In raft paper section 5.4.2
If a leader crashes before committing an entry, future leaders will attempt to finish replicating the entry. However, a leader cannot immediately conclude that an entry from a previous term is committed once it is stored on a majority of servers. There could be a situation where an old log entry is stored on a majority of servers, yet can still be overwritten by a future leader.
The author mentioned that to avoid the situation above
To eliminate problems like the one in Figure 8, Raft never commits log entries from previous terms by counting replicas.

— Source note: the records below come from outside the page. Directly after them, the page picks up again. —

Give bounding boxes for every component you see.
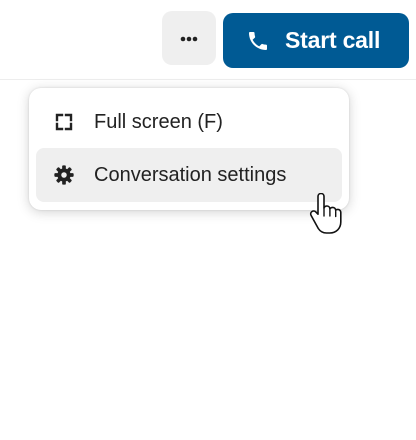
phone-icon	[245, 28, 271, 54]
menu-item-label: Full screen (F)	[94, 110, 223, 133]
menu-item-label: Conversation settings	[94, 163, 287, 186]
more-options-button[interactable]	[162, 11, 216, 65]
menu-item-conversation-settings[interactable]: Conversation settings	[36, 148, 342, 202]
gear-icon	[53, 164, 75, 186]
more-horizontal-icon	[180, 29, 198, 47]
overflow-menu: Full screen (F) Conversation settings	[29, 88, 349, 210]
start-call-button[interactable]: Start call	[223, 13, 409, 68]
header-divider	[0, 79, 416, 80]
hand-pointer-icon	[308, 192, 342, 235]
fullscreen-icon	[53, 111, 75, 133]
start-call-label: Start call	[285, 27, 381, 53]
menu-item-full-screen[interactable]: Full screen (F)	[36, 95, 342, 149]
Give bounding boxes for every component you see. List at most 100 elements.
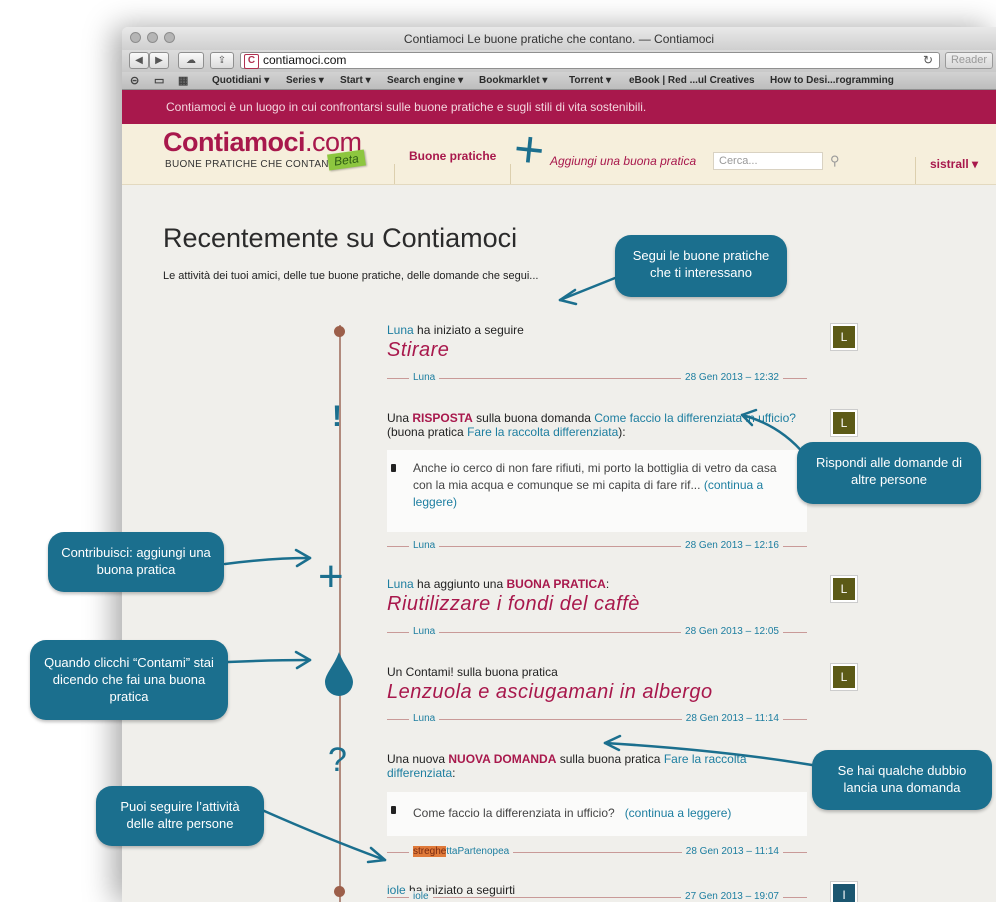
meta-user-link[interactable]: streghettaPartenopea: [409, 846, 514, 857]
reload-icon[interactable]: ↻: [923, 53, 933, 68]
plus-icon[interactable]: +: [511, 120, 547, 181]
top-sites-grid-icon[interactable]: ▦: [178, 74, 188, 87]
feed-item: Una RISPOSTA sulla buona domanda Come fa…: [387, 411, 807, 439]
meta-timestamp: 27 Gen 2013 – 19:07: [681, 891, 783, 902]
practice-title-link[interactable]: Riutilizzare i fondi del caffè: [387, 593, 807, 616]
cloud-icon: ☁: [186, 55, 196, 66]
meta-user-highlight: streghe: [413, 846, 447, 857]
meta-user-link[interactable]: iole: [409, 891, 433, 902]
back-arrow-icon: ◀: [135, 55, 143, 66]
meta-timestamp: 28 Gen 2013 – 11:14: [681, 713, 783, 724]
action-text: Una: [387, 411, 410, 425]
question-mark-icon: ?: [328, 741, 347, 779]
icloud-button[interactable]: ☁: [178, 52, 204, 69]
avatar[interactable]: L: [831, 664, 857, 690]
action-text: :: [605, 577, 610, 591]
bookmark-label: Search engine: [387, 75, 456, 86]
bookmark-label: Series: [286, 75, 317, 86]
share-icon: ⇪: [217, 55, 227, 66]
user-menu[interactable]: sistrall ▾: [915, 157, 996, 184]
share-button[interactable]: ⇪: [210, 52, 234, 69]
feed-meta: iole 27 Gen 2013 – 19:07: [387, 891, 807, 902]
feed-meta: Luna 28 Gen 2013 – 12:16: [387, 540, 807, 554]
highlight-text: BUONA PRATICA: [506, 577, 606, 591]
action-text: Un Contami! sulla buona pratica: [387, 665, 558, 679]
drop-icon: [325, 652, 353, 696]
action-text: sulla buona domanda: [476, 411, 591, 425]
meta-user-link[interactable]: Luna: [409, 713, 440, 724]
logo-tagline: BUONE PRATICHE CHE CONTANO: [165, 159, 337, 170]
bookmarks-book-icon[interactable]: ▭: [154, 74, 164, 87]
bookmark-label: Torrent: [569, 75, 604, 86]
feed-meta: Luna 28 Gen 2013 – 12:05: [387, 626, 807, 640]
bookmark-how-to[interactable]: How to Desi...rogramming: [770, 75, 894, 86]
highlight-text: RISPOSTA: [412, 411, 473, 425]
actor-link[interactable]: Luna: [387, 323, 414, 337]
logo-name: Contiamoci: [163, 127, 306, 157]
meta-timestamp: 28 Gen 2013 – 12:16: [681, 540, 783, 551]
callout-contami: Quando clicchi “Contami” stai dicendo ch…: [30, 640, 228, 720]
practice-link[interactable]: Fare la raccolta differenziata: [467, 425, 618, 439]
callout-segui: Segui le buone pratiche che ti interessa…: [615, 235, 787, 297]
forward-button[interactable]: ▶: [149, 52, 169, 69]
timeline-dot: [334, 326, 345, 337]
nav-label: Buone pratiche: [409, 149, 497, 163]
avatar[interactable]: I: [831, 882, 857, 902]
browser-toolbar: ◀ ▶ ☁ ⇪ C contiamoci.com ↻ Reader: [122, 50, 996, 72]
meta-user-link[interactable]: Luna: [409, 540, 440, 551]
meta-user-link[interactable]: Luna: [409, 626, 440, 637]
action-text: ):: [618, 425, 626, 439]
reading-list-icon[interactable]: ⊝: [130, 74, 139, 87]
avatar[interactable]: L: [831, 324, 857, 350]
question-quote: Come faccio la differenziata in ufficio?…: [387, 792, 807, 836]
search-input[interactable]: Cerca...: [713, 152, 823, 170]
callout-rispondi: Rispondi alle domande di altre persone: [797, 442, 981, 504]
forward-arrow-icon: ▶: [155, 55, 163, 66]
meta-timestamp: 28 Gen 2013 – 12:32: [681, 372, 783, 383]
chevron-down-icon: ▾: [972, 157, 979, 171]
bookmark-series[interactable]: Series ▾: [286, 75, 324, 86]
action-text: Una nuova: [387, 752, 446, 766]
bookmark-start[interactable]: Start ▾: [340, 75, 371, 86]
title-bar: Contiamoci Le buone pratiche che contano…: [122, 27, 996, 51]
callout-contribuisci: Contribuisci: aggiungi una buona pratica: [48, 532, 224, 592]
username: sistrall: [930, 157, 969, 171]
site-favicon-icon: C: [244, 54, 259, 69]
bookmark-label: Quotidiani: [212, 75, 262, 86]
bookmark-label: Bookmarklet: [479, 75, 540, 86]
practice-title-link[interactable]: Stirare: [387, 339, 807, 362]
action-text: (buona pratica: [387, 425, 464, 439]
search-icon[interactable]: ⚲: [830, 153, 840, 169]
bookmark-search-engine[interactable]: Search engine ▾: [387, 75, 463, 86]
read-more-link[interactable]: (continua a leggere): [625, 806, 732, 820]
back-button[interactable]: ◀: [129, 52, 149, 69]
feed-meta: streghettaPartenopea 28 Gen 2013 – 11:14: [387, 846, 807, 860]
meta-timestamp: 28 Gen 2013 – 12:05: [681, 626, 783, 637]
bookmark-bookmarklet[interactable]: Bookmarklet ▾: [479, 75, 547, 86]
banner-text: Contiamoci è un luogo in cui confrontars…: [166, 100, 647, 114]
avatar[interactable]: L: [831, 576, 857, 602]
answer-quote: Anche io cerco di non fare rifiuti, mi p…: [387, 450, 807, 532]
bookmark-torrent[interactable]: Torrent ▾: [569, 75, 611, 86]
meta-user-link[interactable]: Luna: [409, 372, 440, 383]
nav-buone-pratiche[interactable]: Buone pratiche: [394, 150, 512, 184]
page-subtitle: Le attività dei tuoi amici, delle tue bu…: [163, 270, 539, 282]
window-title: Contiamoci Le buone pratiche che contano…: [403, 32, 715, 46]
feed-item: Un Contami! sulla buona pratica Lenzuola…: [387, 665, 807, 704]
feed-meta: Luna 28 Gen 2013 – 11:14: [387, 713, 807, 727]
feed-meta: Luna 28 Gen 2013 – 12:32: [387, 372, 807, 386]
bookmark-quotidiani[interactable]: Quotidiani ▾: [212, 75, 269, 86]
meta-user-rest: ttaPartenopea: [446, 846, 510, 857]
actor-link[interactable]: Luna: [387, 577, 414, 591]
action-text: sulla buona pratica: [559, 752, 661, 766]
practice-title-link[interactable]: Lenzuola e asciugamani in albergo: [387, 681, 807, 704]
question-link[interactable]: Come faccio la differenziata in ufficio?: [594, 411, 796, 425]
avatar[interactable]: L: [831, 410, 857, 436]
quote-text: Come faccio la differenziata in ufficio?: [413, 806, 615, 820]
feed-item: Luna ha aggiunto una BUONA PRATICA: Riut…: [387, 577, 807, 616]
nav-add-practice[interactable]: Aggiungi una buona pratica: [550, 154, 696, 168]
action-text: :: [452, 766, 456, 780]
address-bar[interactable]: C contiamoci.com ↻: [240, 52, 940, 69]
bookmark-ebook[interactable]: eBook | Red ...ul Creatives: [629, 75, 755, 86]
reader-button[interactable]: Reader: [945, 52, 993, 69]
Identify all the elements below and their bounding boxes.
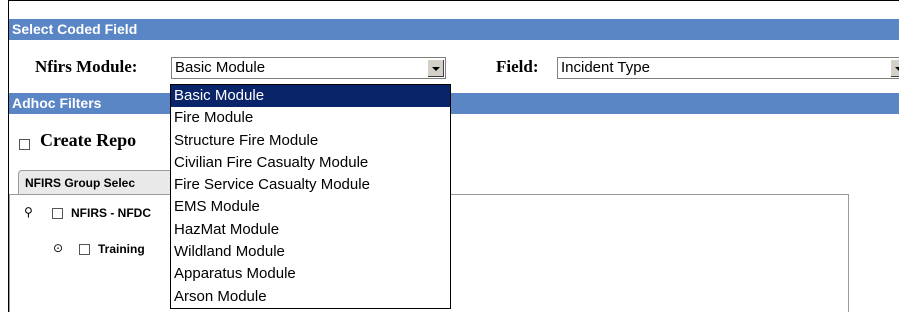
field-label: Field: — [496, 57, 539, 76]
dropdown-option-ems-module[interactable]: EMS Module — [171, 196, 450, 218]
tree-child-checkbox[interactable] — [79, 244, 90, 255]
nfirs-module-label: Nfirs Module: — [35, 57, 138, 76]
field-selected-value: Incident Type — [561, 59, 650, 76]
dropdown-option-fire-service-casualty-module[interactable]: Fire Service Casualty Module — [171, 174, 450, 196]
nfirs-module-dropdown-list[interactable]: Basic Module Fire Module Structure Fire … — [170, 84, 451, 309]
dropdown-option-structure-fire-module[interactable]: Structure Fire Module — [171, 130, 450, 152]
create-report-checkbox[interactable] — [19, 139, 30, 150]
dropdown-option-hazmat-module[interactable]: HazMat Module — [171, 219, 450, 241]
tab-nfirs-group-select[interactable]: NFIRS Group Selec — [18, 170, 178, 194]
chevron-down-icon[interactable] — [890, 59, 899, 77]
tree-child-label: Training — [98, 242, 145, 256]
dropdown-option-arson-module[interactable]: Arson Module — [171, 286, 450, 308]
nfirs-module-select[interactable]: Basic Module — [171, 57, 446, 79]
tree-root-checkbox[interactable] — [52, 208, 63, 219]
expand-icon[interactable]: ⊙ — [53, 241, 63, 255]
expand-icon[interactable]: ⚲ — [24, 205, 33, 219]
dropdown-option-basic-module[interactable]: Basic Module — [171, 85, 450, 108]
dropdown-option-civilian-fire-casualty-module[interactable]: Civilian Fire Casualty Module — [171, 152, 450, 174]
dropdown-option-wildland-module[interactable]: Wildland Module — [171, 241, 450, 263]
tree-root-label: NFIRS - NFDC — [71, 206, 151, 220]
create-report-label: Create Repo — [40, 130, 137, 150]
chevron-down-icon[interactable] — [427, 59, 444, 77]
dropdown-option-fire-module[interactable]: Fire Module — [171, 107, 450, 129]
nfirs-module-selected-value: Basic Module — [175, 59, 266, 76]
section-header-select-coded-field: Select Coded Field — [9, 19, 899, 40]
dropdown-option-apparatus-module[interactable]: Apparatus Module — [171, 263, 450, 285]
section-header-adhoc-filters: Adhoc Filters — [9, 93, 899, 114]
field-select[interactable]: Incident Type — [557, 57, 899, 79]
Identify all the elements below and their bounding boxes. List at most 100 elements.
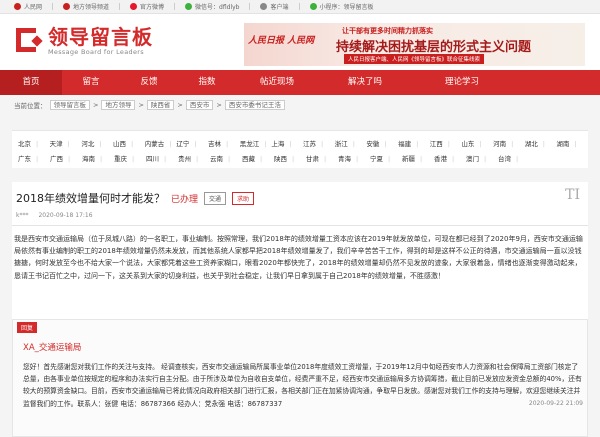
logo-title: 领导留言板: [48, 25, 153, 49]
type-tag[interactable]: 求助: [232, 191, 255, 205]
breadcrumb-link[interactable]: 领导留言板: [49, 100, 90, 110]
logo-mark-icon: [14, 26, 44, 56]
banner-line-3: 人民日报客户端、人民网《领导留言板》联合征集线索: [344, 54, 485, 64]
region-link[interactable]: 宁夏: [370, 153, 402, 163]
topbar-item[interactable]: 客户端: [260, 2, 289, 11]
topbar-item-label: 客户端: [270, 4, 289, 11]
topbar-item-label: 地方领导频道: [73, 4, 110, 11]
region-link[interactable]: 福建: [398, 138, 430, 148]
nav-item-5[interactable]: 解决了吗: [318, 70, 412, 95]
region-row-2: 广东广西海南重庆四川贵州云南西藏陕西甘肃青海宁夏新疆香港澳门台湾: [12, 150, 588, 165]
breadcrumb-arrow-icon: >: [177, 101, 183, 109]
region-link[interactable]: 澳门: [466, 153, 498, 163]
region-link[interactable]: 上海: [271, 138, 303, 148]
region-link[interactable]: 四川: [146, 153, 178, 163]
banner-logo: 人民日报 人民网: [248, 36, 315, 46]
category-tag[interactable]: 交通: [204, 191, 227, 205]
topbar-separator: [298, 3, 300, 10]
region-link[interactable]: 青海: [338, 153, 370, 163]
topbar-item[interactable]: 微信号：dfldlyb: [185, 2, 239, 11]
reply-body-text: 您好！首先感谢您对我们工作的关注与支持。 经调查核实，西安市交通运输局所属事业单…: [23, 363, 582, 408]
region-link[interactable]: 山东: [461, 138, 493, 148]
region-selector: 北京天津河北山西内蒙古辽宁吉林黑龙江上海江苏浙江安徽福建江西山东河南湖北湖南 广…: [12, 130, 588, 168]
nav-item-1[interactable]: 留言: [62, 70, 120, 95]
reply-section: 回复 XA_交通运输局 您好！首先感谢您对我们工作的关注与支持。 经调查核实，西…: [12, 319, 588, 437]
message-title: 2018年绩效增量何时才能发？: [16, 192, 165, 205]
region-link[interactable]: 云南: [210, 153, 242, 163]
banner-line-1: 让干部有更多时间精力抓落实: [342, 27, 433, 35]
message-title-row: 2018年绩效增量何时才能发？ 已办理 交通 求助: [16, 190, 255, 206]
topbar-item-label: 小程序：领导留言板: [319, 4, 374, 11]
message-time: 2020-09-18 17:16: [38, 212, 93, 219]
topbar-separator: [249, 3, 251, 10]
breadcrumb: 当前位置： 领导留言板 > 地方领导 > 陕西省 > 西安市 > 西安市委书记王浩: [0, 95, 600, 115]
region-link[interactable]: 湖北: [525, 138, 557, 148]
region-link[interactable]: 西藏: [242, 153, 274, 163]
region-link[interactable]: 内蒙古: [145, 138, 177, 148]
topbar-item[interactable]: 官方微博: [130, 2, 164, 11]
region-link[interactable]: 香港: [434, 153, 466, 163]
region-link[interactable]: 江西: [430, 138, 462, 148]
phone-icon: [260, 3, 268, 10]
region-link[interactable]: 河北: [81, 138, 113, 148]
font-size-icon[interactable]: TI: [565, 187, 580, 203]
reply-tag: 回复: [17, 322, 38, 333]
reply-date: 2020-09-22 21:09: [528, 399, 583, 407]
nav-item-2[interactable]: 反馈: [120, 70, 178, 95]
region-link[interactable]: 台湾: [498, 153, 530, 163]
nav-item-4[interactable]: 帖近现场: [236, 70, 318, 95]
region-link[interactable]: 北京: [18, 138, 50, 148]
reply-body: 您好！首先感谢您对我们工作的关注与支持。 经调查核实，西安市交通运输局所属事业单…: [23, 361, 583, 410]
site-logo[interactable]: 领导留言板 Message Board for Leaders: [14, 26, 153, 56]
breadcrumb-link[interactable]: 地方领导: [101, 100, 136, 110]
region-link[interactable]: 陕西: [274, 153, 306, 163]
region-link[interactable]: 江苏: [303, 138, 335, 148]
status-badge: 已办理: [171, 194, 199, 205]
reply-organization: XA_交通运输局: [23, 343, 82, 353]
top-utility-bar: 人民网 地方领导频道 官方微博 微信号：dfldlyb 客户端 小程序：领导留言板: [0, 0, 600, 14]
region-link[interactable]: 天津: [50, 138, 82, 148]
message-body: 我是西安市交通运输局（位于凤城八路）的一名职工，事业编制。按照常理，我们2018…: [14, 235, 583, 280]
region-link[interactable]: 广西: [50, 153, 82, 163]
weibo-icon: [130, 3, 138, 10]
topbar-item[interactable]: 人民网: [14, 2, 42, 11]
region-link[interactable]: 广东: [18, 153, 50, 163]
wechat-icon: [185, 3, 193, 10]
breadcrumb-link[interactable]: 西安市委书记王浩: [224, 100, 285, 110]
promo-banner[interactable]: 人民日报 人民网 让干部有更多时间精力抓落实 持续解决困扰基层的形式主义问题 人…: [244, 23, 585, 66]
channel-icon: [63, 3, 71, 10]
region-link[interactable]: 湖南: [556, 138, 588, 148]
nav-item-0[interactable]: 首页: [0, 70, 62, 95]
topbar-separator: [52, 3, 54, 10]
region-link[interactable]: 新疆: [402, 153, 434, 163]
breadcrumb-arrow-icon: >: [93, 101, 99, 109]
message-detail: 2018年绩效增量何时才能发？ 已办理 交通 求助 TI k*** 2020-0…: [12, 182, 588, 437]
message-author: k***: [16, 212, 29, 219]
region-link[interactable]: 黑龙江: [240, 138, 272, 148]
topbar-separator: [119, 3, 121, 10]
region-link[interactable]: 山西: [113, 138, 145, 148]
nav-item-6[interactable]: 理论学习: [412, 70, 512, 95]
breadcrumb-link[interactable]: 陕西省: [146, 100, 175, 110]
region-link[interactable]: 安徽: [366, 138, 398, 148]
topbar-item[interactable]: 地方领导频道: [63, 2, 109, 11]
miniprogram-icon: [309, 3, 317, 10]
nav-item-3[interactable]: 指数: [178, 70, 236, 95]
topbar-item-label: 人民网: [24, 4, 43, 11]
breadcrumb-link[interactable]: 西安市: [185, 100, 214, 110]
main-nav: 首页 留言 反馈 指数 帖近现场 解决了吗 理论学习: [0, 70, 600, 95]
topbar-item[interactable]: 小程序：领导留言板: [309, 2, 374, 11]
topbar-item-label: 官方微博: [140, 4, 165, 11]
region-link[interactable]: 河南: [493, 138, 525, 148]
region-link[interactable]: 贵州: [178, 153, 210, 163]
site-header: 领导留言板 Message Board for Leaders 人民日报 人民网…: [0, 14, 600, 70]
topbar-item-label: 微信号：dfldlyb: [195, 4, 240, 11]
message-meta: k*** 2020-09-18 17:16: [16, 212, 93, 219]
divider: [12, 225, 588, 226]
region-link[interactable]: 辽宁: [176, 138, 208, 148]
region-link[interactable]: 重庆: [114, 153, 146, 163]
region-link[interactable]: 浙江: [335, 138, 367, 148]
region-link[interactable]: 海南: [82, 153, 114, 163]
region-link[interactable]: 甘肃: [306, 153, 338, 163]
region-link[interactable]: 吉林: [208, 138, 240, 148]
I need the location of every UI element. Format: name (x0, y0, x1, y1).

Only log entries from the leader’s current term are committed by counting replicas; once an entry from the current term has been committed in this way, then all prior entries are committed indirectly because of the Log Matching Property.
But wouldn't the same problem still occur?
Given the following situation that the author provided
When S5
is elected leader it only looks at its current committed log which is (term3, index1)
and this is going to override term2
entries in all followers.
How does making a leader looking at its own committed log solve the problem?
Read the caption on this image. Both (d) and (e) are possible resolutions to the state of the log produced by (a), (b), and (c). The problem is, even though in (c) entry (2, 2) was replicated to a majority of the cluster, this is illustrating that it could still be overwritten when S5 is elected in (d). So, the solution is to only allow nodes to commit entries from their own term. In other words, replicating an entry on a majority of nodes does not equal commitment. In (c), entry (2, 2) is replicated to a majority of the cluster, but because it's not in the leader's term (at least 4) it's not committed. But in (e), after the leader replicates an entry from its current term (4), that prevents the situation in (d) from occurring since S5 can no longer be elected leader.